BANNER: Digital Security and data protection. Conceptual illustration with advanced technology digital display. (Source: healthitsecurity.com)

New year, new cyber policies. Or well maybe, old cyber policies with more nuanced understanding is a more realistic way to introduce the year 2024!

We have the Cyber Incident Reporting for Critical Infrastructure Act (CIRCIA), a National Cybersecurity Strategy and its Implementation Plan, those Cybersecurity Risk Management, Strategy, Governance, and Incident Disclosure requirements from the SEC, and even a National Cyber Workforce and Education Strategy.
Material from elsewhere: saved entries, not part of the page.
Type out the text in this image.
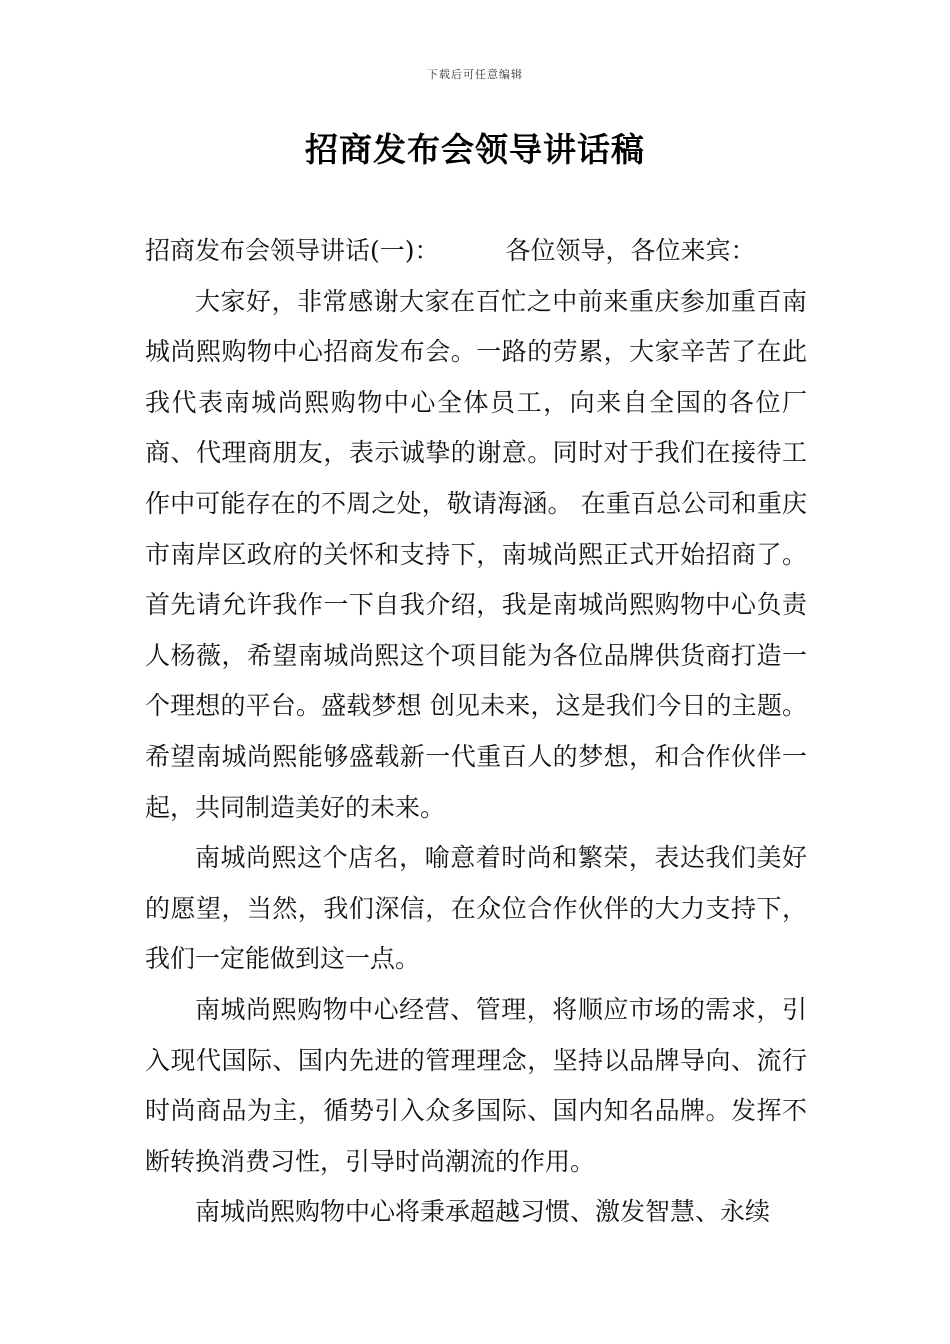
下载后可任意编辑
招商发布会领导讲话稿

招商发布会领导讲话(一)：	各位领导，各位来宾：

大家好，非常感谢大家在百忙之中前来重庆参加重百南城尚熙购物中心招商发布会。一路的劳累，大家辛苦了在此我代表南城尚熙购物中心全体员工，向来自全国的各位厂商、代理商朋友，表示诚挚的谢意。同时对于我们在接待工作中可能存在的不周之处，敬请海涵。 在重百总公司和重庆市南岸区政府的关怀和支持下，南城尚熙正式开始招商了。首先请允许我作一下自我介绍，我是南城尚熙购物中心负责人杨薇，希望南城尚熙这个项目能为各位品牌供货商打造一个理想的平台。盛载梦想 创见未来，这是我们今日的主题。希望南城尚熙能够盛载新一代重百人的梦想，和合作伙伴一起，共同制造美好的未来。

南城尚熙这个店名，喻意着时尚和繁荣，表达我们美好的愿望，当然，我们深信，在众位合作伙伴的大力支持下，我们一定能做到这一点。

南城尚熙购物中心经营、管理，将顺应市场的需求，引入现代国际、国内先进的管理理念，坚持以品牌导向、流行时尚商品为主，循势引入众多国际、国内知名品牌。发挥不断转换消费习性，引导时尚潮流的作用。

南城尚熙购物中心将秉承超越习惯、激发智慧、永续
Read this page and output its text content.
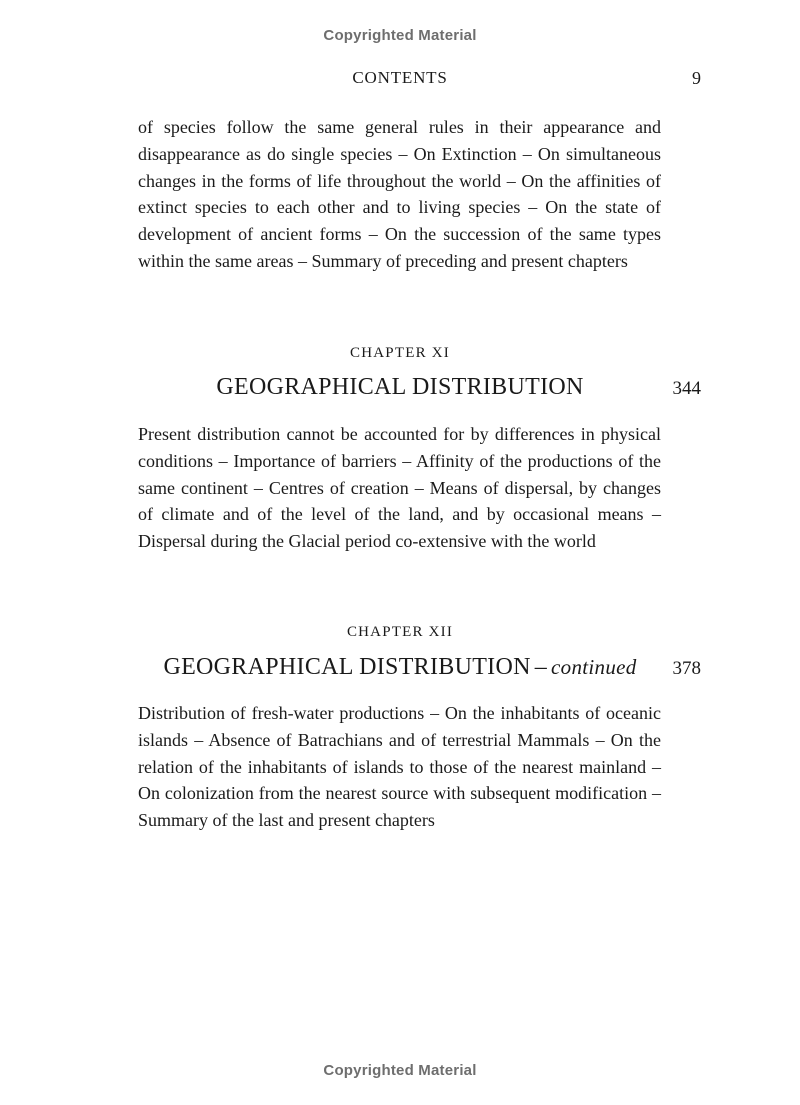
Copyrighted Material
CONTENTS	9

of species follow the same general rules in their appearance and disappearance as do single species – On Extinction – On simultaneous changes in the forms of life throughout the world – On the affinities of extinct species to each other and to living species – On the state of development of ancient forms – On the succession of the same types within the same areas – Summary of preceding and present chapters

CHAPTER XI
GEOGRAPHICAL DISTRIBUTION	344

Present distribution cannot be accounted for by differences in physical conditions – Importance of barriers – Affinity of the productions of the same continent – Centres of creation – Means of dispersal, by changes of climate and of the level of the land, and by occasional means – Dispersal during the Glacial period co-extensive with the world

CHAPTER XII
GEOGRAPHICAL DISTRIBUTION – continued	378

Distribution of fresh-water productions – On the inhabitants of oceanic islands – Absence of Batrachians and of terrestrial Mammals – On the relation of the inhabitants of islands to those of the nearest mainland – On colonization from the nearest source with subsequent modification – Summary of the last and present chapters

Copyrighted Material
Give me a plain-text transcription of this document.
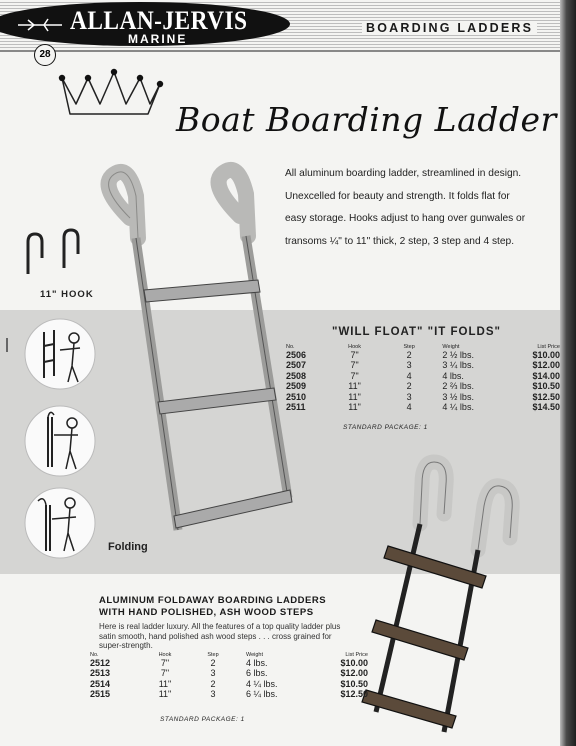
ALLAN-JERVIS
MARINE
BOARDING LADDERS
28
Boat Boarding Ladder
All aluminum boarding ladder, streamlined in design. Unexcelled for beauty and strength. It folds flat for easy storage. Hooks adjust to hang over gunwales or transoms ¼" to 11" thick, 2 step, 3 step and 4 step.
11" HOOK
Folding
"WILL FLOAT" "IT FOLDS"
No.	Hook	Step	Weight	List Price
2506	7"	2	2 ½ lbs.	$10.00
2507	7"	3	3 ¼ lbs.	$12.00
2508	7"	4	4 lbs.	$14.00
2509	11"	2	2 ⅔ lbs.	$10.50
2510	11"	3	3 ½ lbs.	$12.50
2511	11"	4	4 ¼ lbs.	$14.50
STANDARD PACKAGE: 1
ALUMINUM FOLDAWAY BOARDING LADDERS
WITH HAND POLISHED, ASH WOOD STEPS
Here is real ladder luxury. All the features of a top quality ladder plus satin smooth, hand polished ash wood steps . . . cross grained for super-strength.
No.	Hook	Step	Weight	List Price
2512	7"	2	4 lbs.	$10.00
2513	7"	3	6 lbs.	$12.00
2514	11"	2	4 ¼ lbs.	$10.50
2515	11"	3	6 ¼ lbs.	$12.50
STANDARD PACKAGE: 1
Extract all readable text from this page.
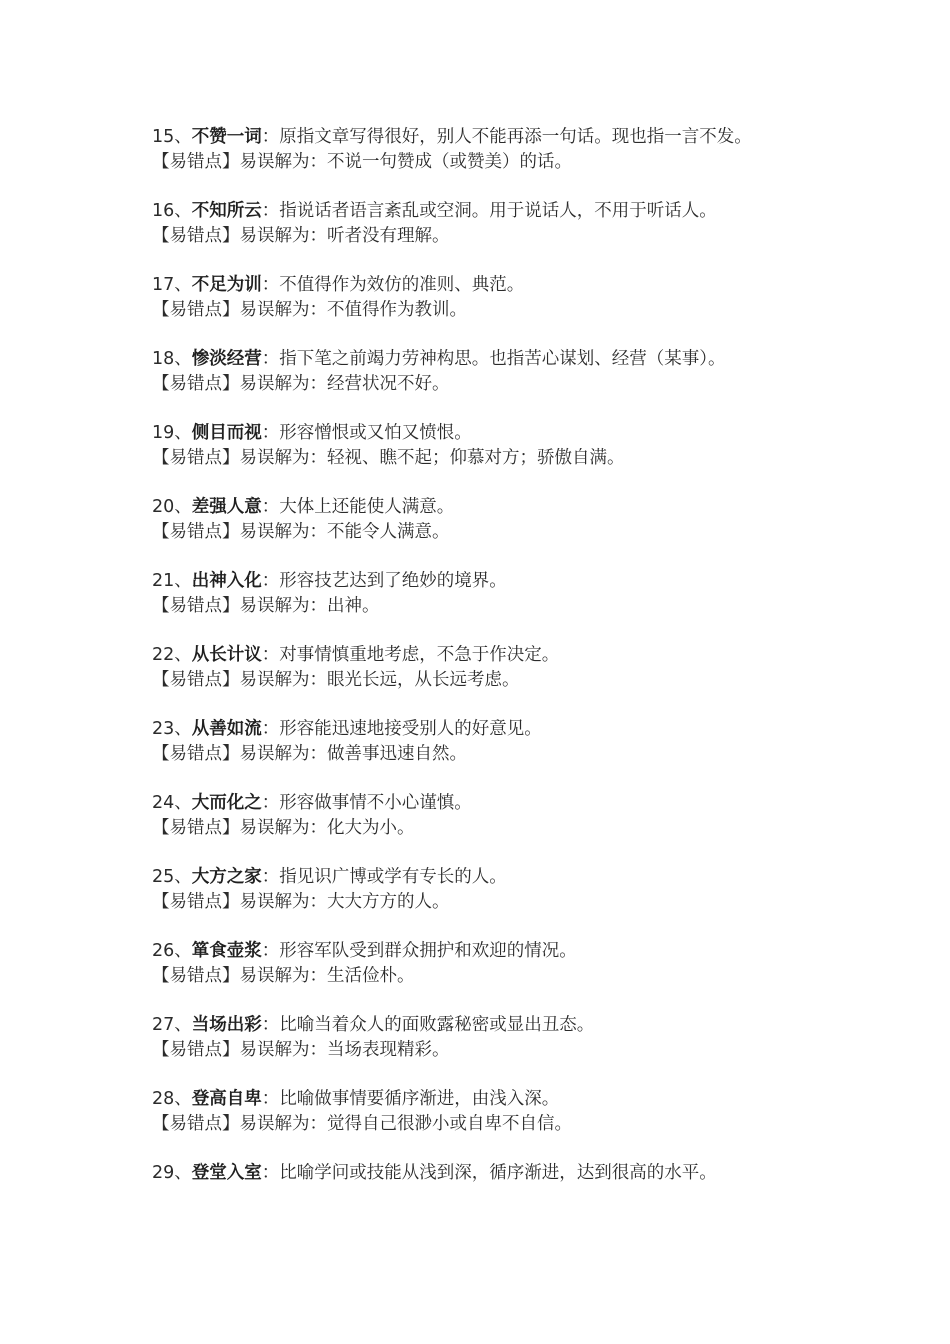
15、不赞一词：原指文章写得很好，别人不能再添一句话。现也指一言不发。
【易错点】易误解为：不说一句赞成（或赞美）的话。
16、不知所云：指说话者语言紊乱或空洞。用于说话人，不用于听话人。
【易错点】易误解为：听者没有理解。
17、不足为训：不值得作为效仿的准则、典范。
【易错点】易误解为：不值得作为教训。
18、惨淡经营：指下笔之前竭力劳神构思。也指苦心谋划、经营（某事）。
【易错点】易误解为：经营状况不好。
19、侧目而视：形容憎恨或又怕又愤恨。
【易错点】易误解为：轻视、瞧不起；仰慕对方；骄傲自满。
20、差强人意：大体上还能使人满意。
【易错点】易误解为：不能令人满意。
21、出神入化：形容技艺达到了绝妙的境界。
【易错点】易误解为：出神。
22、从长计议：对事情慎重地考虑，不急于作决定。
【易错点】易误解为：眼光长远，从长远考虑。
23、从善如流：形容能迅速地接受别人的好意见。
【易错点】易误解为：做善事迅速自然。
24、大而化之：形容做事情不小心谨慎。
【易错点】易误解为：化大为小。
25、大方之家：指见识广博或学有专长的人。
【易错点】易误解为：大大方方的人。
26、箪食壶浆：形容军队受到群众拥护和欢迎的情况。
【易错点】易误解为：生活俭朴。
27、当场出彩：比喻当着众人的面败露秘密或显出丑态。
【易错点】易误解为：当场表现精彩。
28、登高自卑：比喻做事情要循序渐进，由浅入深。
【易错点】易误解为：觉得自己很渺小或自卑不自信。
29、登堂入室：比喻学问或技能从浅到深，循序渐进，达到很高的水平。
The launch of ChatGPT in 2022 led to a myriad of generative AI related legislative proposals including the 117-pages long Executive Order on The Safe, Secure, and Trustworthy Development and Use of Artificial Intelligence, and this year, we can expect these policies and regulations to come to fruition and shape the cybersecurity landscape. 

So, for the first 5×5 edition of this year, we brought together some members of the Cyber Statecraft Initiative team to tell us which regulatory requirements and emerging technology they are closely following, and which dominant technology they think could give way to a better one in 2024. From disinformation and spyware to artificial intelligence and warfare, this edition forewarns of the year ahead. 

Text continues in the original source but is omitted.